La femme avait des joues de pêche inondées de larmes. Des yeux en amande débordants de tristesse. Un visage qui faisait rougir les fleurs et honte à la lune.
Tang Sanzang n'osa pas s'approcher davantage.
— Expliquez-moi. Je vous aiderai.
La démone — car c'en était une, même si le maître aux yeux mortels ne pouvait la voir — laissa couler ses larmes et parla avec art :
— Maître, j'habite le Royaume de la Vieille Femme Pauvre, à plus de deux cents lieues d'ici. Mon père et ma mère sont des gens pieux, aimant la paix et leurs voisins. Pour la fête de Qingming, ils avaient convié toute la famille au nettoyage des tombes ancestrales. Notre cortège traversait la campagne quand des cris éclatèrent — des bandits surgirent armés de couteaux et de lances. La panique. Mes parents, mes proches — ceux qui avaient des chevaux ou des palanquins ont pu fuir. Moi, j'étais trop jeune, j'ai été terrassée par la frayeur. Les bandits m'ont emportée dans la montagne. Le chef me voulait pour femme, le second aussi, le troisième et le quatrième m'aimaient tous — ils se querellèrent, ne trouvèrent pas d'accord, alors ils m'ont ligotée là entre les arbres et sont partis chacun de son côté. Cela fait cinq jours et cinq nuits. Je voyais ma fin approcher. Je ne savais pas que mon ancêtre avait accumulé assez de mérites pour que vous passiez ici aujourd'hui. Vénérable maître, sauvez-moi. Je ne vous oublierai jamais, même dans l'autre monde.
Elle pleurait à torrents.
Tang Sanzang eut le cœur serré. Il appela ses disciples.

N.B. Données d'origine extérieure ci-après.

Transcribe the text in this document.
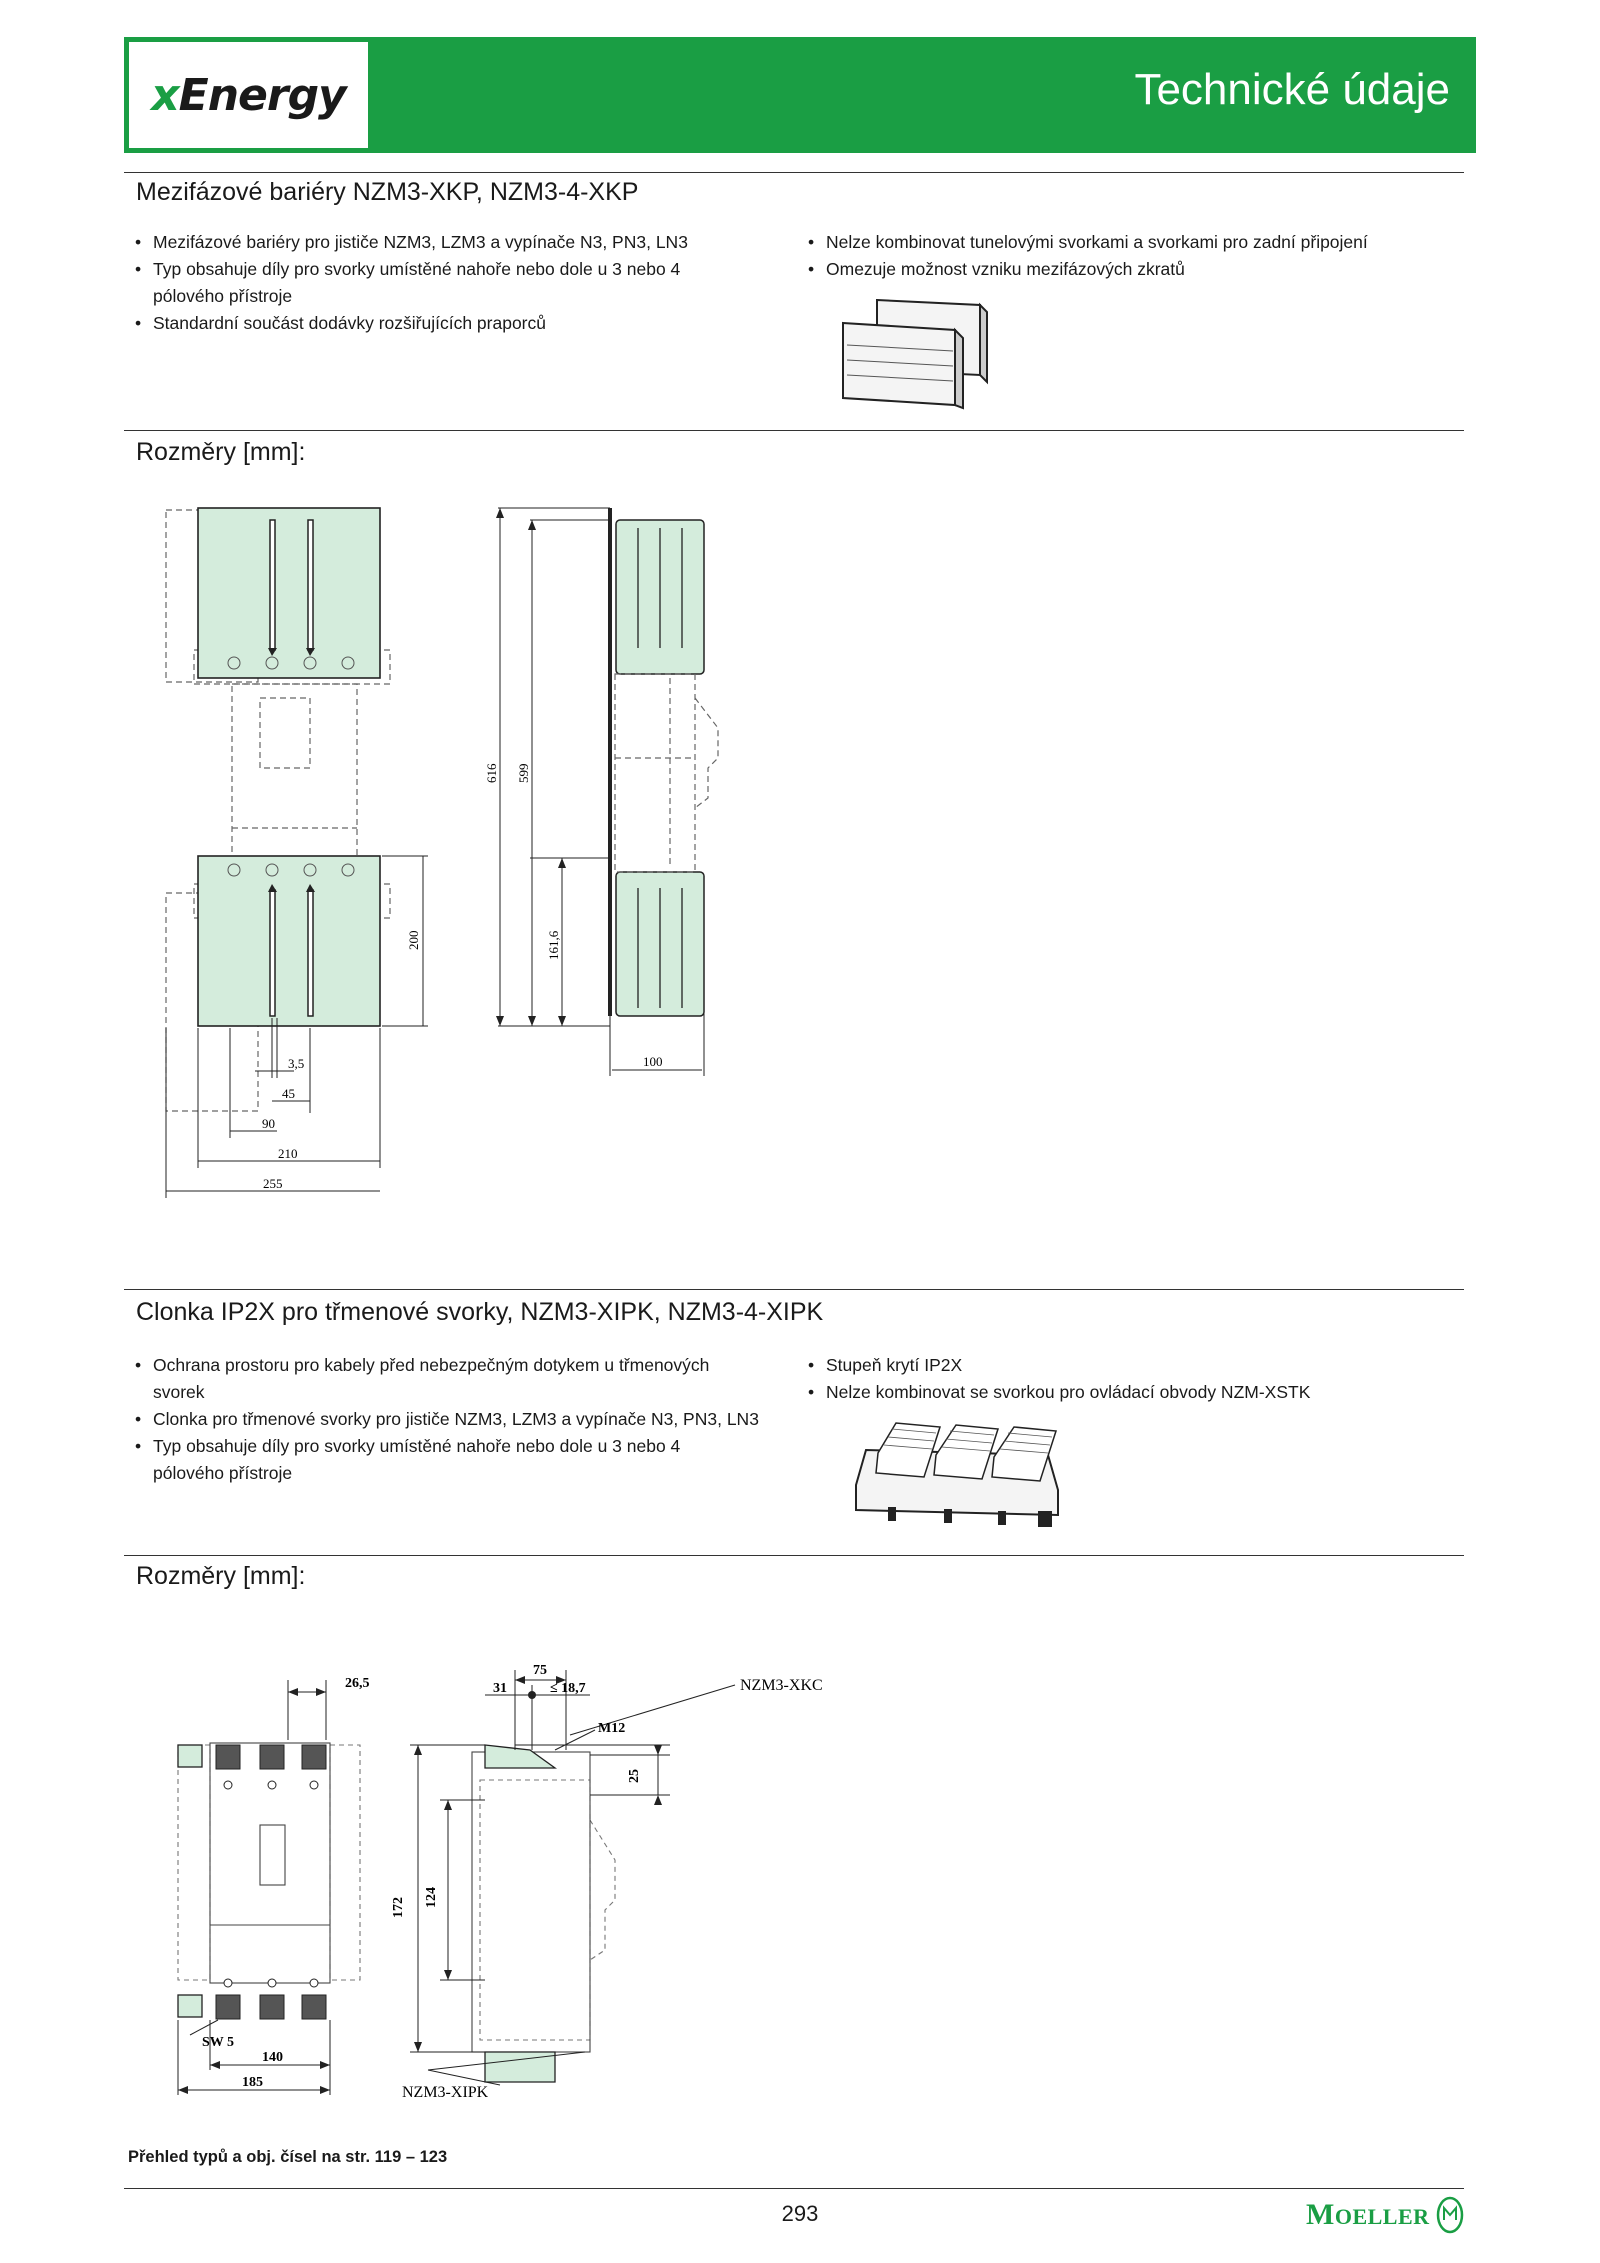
xEnergy	Technické údaje
Mezifázové bariéry NZM3-XKP, NZM3-4-XKP
• Mezifázové bariéry pro jističe NZM3, LZM3 a vypínače N3, PN3, LN3
• Typ obsahuje díly pro svorky umístěné nahoře nebo dole u 3 nebo 4 pólového přístroje
• Standardní součást dodávky rozšiřujících praporců
• Nelze kombinovat tunelovými svorkami a svorkami pro zadní připojení
• Omezuje možnost vzniku mezifázových zkratů
Rozměry [mm]:
3,5
45
90
210
255
200
616 599
161,6
100
Clonka IP2X pro třmenové svorky, NZM3-XIPK, NZM3-4-XIPK
• Ochrana prostoru pro kabely před nebezpečným dotykem u třmenových svorek
• Clonka pro třmenové svorky pro jističe NZM3, LZM3 a vypínače N3, PN3, LN3
• Typ obsahuje díly pro svorky umístěné nahoře nebo dole u 3 nebo 4 pólového přístroje
• Stupeň krytí IP2X
• Nelze kombinovat se svorkou pro ovládací obvody NZM-XSTK
Rozměry [mm]:
26,5
SW 5
140
185
75
31	≤ 18,7
M12
25
172 124
NZM3-XKC
NZM3-XIPK
Přehled typů a obj. čísel na str. 119 – 123
293	MOELLER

Bajie et Sha Wujing cherchaient des fruits dans les bois quand ils entendirent le maître les appeler d'une voix déchirante. Bajie dit :
— Le maître a retrouvé un parent ici ?
Sha Wujing dit :
— Ne plaisante pas. Nous avons marché jusqu'ici sans croiser âme qui vive. Quel parent pourrait être là ?
Bajie dit :
— Alors pourquoi pleure-t-il ? Allons voir.
Sha Wujing revint à la place de départ, prit le cheval et le baluchon. Ils s'avancèrent. Tang Sanzang désigna l'arbre.

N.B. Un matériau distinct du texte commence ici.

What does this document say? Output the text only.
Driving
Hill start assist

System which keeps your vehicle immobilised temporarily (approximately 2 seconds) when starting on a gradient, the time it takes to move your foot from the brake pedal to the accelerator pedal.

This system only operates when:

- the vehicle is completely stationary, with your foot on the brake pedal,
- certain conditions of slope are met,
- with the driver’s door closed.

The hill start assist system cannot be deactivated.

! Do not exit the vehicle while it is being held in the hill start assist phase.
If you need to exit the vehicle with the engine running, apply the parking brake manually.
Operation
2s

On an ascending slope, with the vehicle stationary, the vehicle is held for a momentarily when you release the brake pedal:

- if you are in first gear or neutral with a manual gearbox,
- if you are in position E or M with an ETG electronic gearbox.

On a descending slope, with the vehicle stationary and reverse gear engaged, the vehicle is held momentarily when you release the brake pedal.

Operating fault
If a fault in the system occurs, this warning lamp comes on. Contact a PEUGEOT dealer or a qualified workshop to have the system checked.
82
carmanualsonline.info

— Bajie, détache cette jeune dame.
Bajie s'approcha sans regarder de trop près et commença à défaire les lianes.
C'est alors que Sun Wukong revint. Il vit la situation d'un coup d'œil. Il agrippa Bajie par l'oreille et le jeta à terre.
Bajie se releva, furieux :
— Maître m'a demandé de la secourir. Pour quelle raison me jettes-tu à terre ?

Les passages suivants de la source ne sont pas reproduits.